Favoriser l’emploi, le pouvoir d’achat, est légitime, nécessaire, impérieux. Les gouvernements ont le choix entre mesures générales et mesures ciblées. Les politiques différenciées sont davantage pertinentes qu’inégalitaires. Elles peuvent l’être aussi s’agissant de politiques sociales visant à compenser ou réduire des inégalités, des handicaps, des difficultés. Mais, pour l’Etat garant de la Sécurité sociale, le principe d’égalité combiné à celui de proportionnalité l’emporte. Egaux devant l’imposition, les citoyens peuvent ne pas l’être devant le paiement de l’impôt. Egaux devant l’accès aux droits, les assurés sociaux doivent l’être devant la contribution à la Sécurité sociale. Politique gouvernementale et politique de Sécurité sociale n’ont pas une identique légitimité : l’une nourrit la citoyenneté, l’autre fonde la solidarité nationale.

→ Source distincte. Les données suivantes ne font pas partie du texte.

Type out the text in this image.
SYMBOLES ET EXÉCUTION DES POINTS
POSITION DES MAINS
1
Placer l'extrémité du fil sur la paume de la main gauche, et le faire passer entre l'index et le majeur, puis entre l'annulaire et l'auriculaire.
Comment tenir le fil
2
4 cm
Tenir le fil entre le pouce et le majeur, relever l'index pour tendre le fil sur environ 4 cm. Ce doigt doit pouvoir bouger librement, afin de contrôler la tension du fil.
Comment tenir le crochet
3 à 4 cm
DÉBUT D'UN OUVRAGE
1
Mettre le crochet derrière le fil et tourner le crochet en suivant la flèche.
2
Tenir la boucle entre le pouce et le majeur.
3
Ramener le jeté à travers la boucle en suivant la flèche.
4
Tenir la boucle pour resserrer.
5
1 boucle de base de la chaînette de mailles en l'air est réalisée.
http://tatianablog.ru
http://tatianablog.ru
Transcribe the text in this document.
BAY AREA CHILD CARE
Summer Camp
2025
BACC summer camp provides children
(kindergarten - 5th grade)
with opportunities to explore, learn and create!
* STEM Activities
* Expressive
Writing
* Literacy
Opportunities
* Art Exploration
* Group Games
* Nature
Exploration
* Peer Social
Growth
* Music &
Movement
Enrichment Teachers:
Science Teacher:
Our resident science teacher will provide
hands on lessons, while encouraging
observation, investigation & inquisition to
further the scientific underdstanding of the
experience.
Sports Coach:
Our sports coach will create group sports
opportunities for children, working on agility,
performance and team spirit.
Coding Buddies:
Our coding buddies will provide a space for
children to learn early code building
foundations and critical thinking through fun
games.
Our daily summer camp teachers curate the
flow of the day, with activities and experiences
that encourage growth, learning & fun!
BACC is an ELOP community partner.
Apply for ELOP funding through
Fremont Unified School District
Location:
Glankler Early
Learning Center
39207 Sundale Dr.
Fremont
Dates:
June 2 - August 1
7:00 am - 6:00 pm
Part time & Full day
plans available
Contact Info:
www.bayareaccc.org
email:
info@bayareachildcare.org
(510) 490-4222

Le Conseil Constitutionnel a raison de refuser la confusion des politiques. L’amélioration du pouvoir d’achat relève des dispositifs salariaux, fiscaux ou tarifaires, pas de l’exonération de cotisations sociales. L’inspiration des fondateurs de la Sécurité sociale est la dignité des personnes par le travail et sa juste rémunération, générant par conséquent la capacité contributive à l’impôt et à la cotisation sociale. Mieux vaut plus de salaire que moins de citoyenneté économique et sociale.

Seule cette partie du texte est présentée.